Businesses falling short in cyber security planning
A report has revealed that many businesses do not have a formal cyber security strategy.
The report published by the Institute of Directors and Barclays found that small, medium and large firms need to consider the best way to protect themselves against what might be the defining challenge for business.
The report said: “Government, too, needs to do more to point busy business leaders towards existing schemes and advice, and making schemes more relevant.
“Ultimately, however, this is a matter for business – in a digital economy, it’s the equivalent of installing a burglar alarm.”
The report was based on a survey of 844 IoD members in December 2016 and found that although respondents were aware of the threat presented by cyber crime, only half had protected all their devices.
Four out of ten respondents said they would not know who to contact in the event of a cyber attack.
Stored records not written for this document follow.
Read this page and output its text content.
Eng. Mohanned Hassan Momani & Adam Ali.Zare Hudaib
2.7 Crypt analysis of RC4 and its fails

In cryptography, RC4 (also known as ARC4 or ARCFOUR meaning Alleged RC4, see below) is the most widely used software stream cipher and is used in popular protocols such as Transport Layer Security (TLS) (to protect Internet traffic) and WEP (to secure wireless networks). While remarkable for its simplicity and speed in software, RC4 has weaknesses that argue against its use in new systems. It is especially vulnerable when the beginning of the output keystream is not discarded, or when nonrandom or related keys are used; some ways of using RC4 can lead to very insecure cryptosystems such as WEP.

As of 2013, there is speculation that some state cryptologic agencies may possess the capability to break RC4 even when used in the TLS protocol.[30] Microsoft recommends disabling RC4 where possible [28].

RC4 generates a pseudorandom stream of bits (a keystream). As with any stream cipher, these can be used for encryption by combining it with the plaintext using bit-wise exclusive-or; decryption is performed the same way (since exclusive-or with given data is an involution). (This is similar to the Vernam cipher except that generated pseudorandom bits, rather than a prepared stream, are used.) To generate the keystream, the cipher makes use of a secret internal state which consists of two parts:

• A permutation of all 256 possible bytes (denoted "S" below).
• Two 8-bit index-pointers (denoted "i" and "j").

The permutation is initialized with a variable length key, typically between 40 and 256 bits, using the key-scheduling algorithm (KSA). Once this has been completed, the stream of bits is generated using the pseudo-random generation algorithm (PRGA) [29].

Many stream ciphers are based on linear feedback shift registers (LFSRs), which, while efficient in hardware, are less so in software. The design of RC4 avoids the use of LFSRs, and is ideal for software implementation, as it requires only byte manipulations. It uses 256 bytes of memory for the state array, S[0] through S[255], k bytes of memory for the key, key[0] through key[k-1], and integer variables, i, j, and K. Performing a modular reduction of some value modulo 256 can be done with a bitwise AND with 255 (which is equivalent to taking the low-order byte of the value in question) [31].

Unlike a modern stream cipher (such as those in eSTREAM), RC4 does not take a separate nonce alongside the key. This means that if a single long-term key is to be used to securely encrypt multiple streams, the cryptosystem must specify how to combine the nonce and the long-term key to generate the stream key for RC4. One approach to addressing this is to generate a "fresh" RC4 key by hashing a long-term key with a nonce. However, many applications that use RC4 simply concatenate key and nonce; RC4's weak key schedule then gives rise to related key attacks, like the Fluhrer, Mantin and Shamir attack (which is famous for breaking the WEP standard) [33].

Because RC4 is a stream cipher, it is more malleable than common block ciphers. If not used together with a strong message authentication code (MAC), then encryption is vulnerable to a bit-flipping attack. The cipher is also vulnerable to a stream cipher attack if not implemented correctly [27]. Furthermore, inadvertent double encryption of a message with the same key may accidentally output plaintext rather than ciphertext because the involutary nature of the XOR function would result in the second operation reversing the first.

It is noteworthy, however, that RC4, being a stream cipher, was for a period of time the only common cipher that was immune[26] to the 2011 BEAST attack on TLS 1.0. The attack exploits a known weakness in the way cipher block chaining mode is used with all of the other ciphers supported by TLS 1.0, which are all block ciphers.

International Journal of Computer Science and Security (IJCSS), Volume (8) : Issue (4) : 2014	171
The report pointed out this would be crucial for compliance with the EU General Data Protection Regulation (GDPR) which comes into play on 25th May 2018 – and introduces mandatory data breach notification.
Two thirds of respondents said they had taken government advice to use a variety of passwords and a similar number used cloud software.
Only 44 per cent had arranged cyber awareness training and many left gaps of more than a year between training programmes.
Group chief information security officer at Barclays, Troels Oerting, said: “For centuries, society and banks have steered through unprecedented events.
“Cyber crime is another challenge, and it, too, can be managed by implementing a strong strategy built on resilience and intelligence.”